I use all white one quart PVC bottles so there is no problem. KISS theory.


----------



## Jeff G (May 18, 2010)

They stock 3" but the 4" you now have to order and they add shipping onto the price .


----------



## mudbug59 (May 2, 2009)

*noodle paint*

i made 10 the other day ,i bought floral paint from michaels in baytown it dose not melt the noodle and works well:cheers:


----------



## mudbug59 (May 2, 2009)

*re noodle*

if you read my post on floral paint for noodles please i painted mine yesterday and they look good ,but the problem i found is the paint flakes off when you rub it. it want bond.


----------



## Capt.James (Oct 17, 2010)

*noodles*

I am going to order a box from the fishing noodle folks that fishinnut recommended.
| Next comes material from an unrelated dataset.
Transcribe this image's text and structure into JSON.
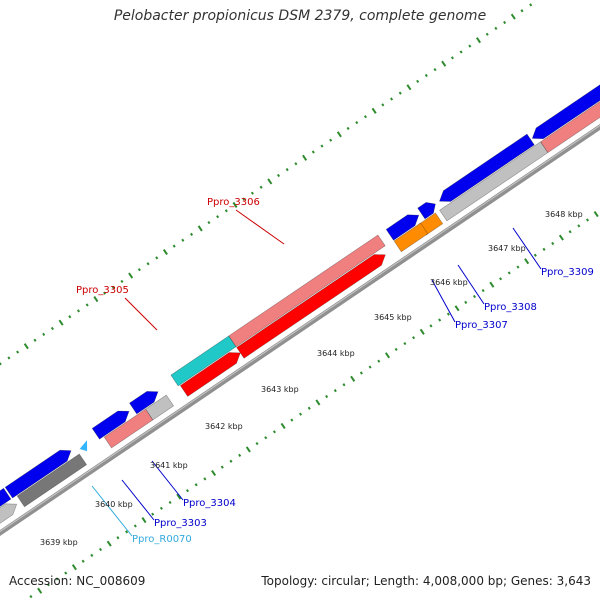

They seem to have a good deal, and I don't have to drill a hole in the middle like the ssi ones. I really appreciate all of the info yall have given. Tight Lines!


----------



## OxbowOutfitters (Feb 17, 2006)

Can you get noodle foam in 6" diameter..I know Medulla found some once


----------



## Poppahobbs (Nov 8, 2006)

I just use the biggest noodles I can find cut them in pieces 12" long then cover in white duct tape. I use a piece of 3/4" pvc cut to 18" capped on 1 end push thru the noodle now before capping the other end of the pvc i drill a 3/16" hole in his cap put a 3/8" eye bolt in this hole with a washer and nut and a little dab of silicone push a 3" piece of rebar inside the pvc and glue the caps on the pipe. And that's how I do it....


----------



## mudbug59 (May 2, 2009)

Capt.James said:


> thanks alot!!!


 capt james go to fishing noodle.com


----------



## Jeff G (May 18, 2010)

I think that I saw some larger than 4" baker rod at ssi but it is special order so I would call them .


----------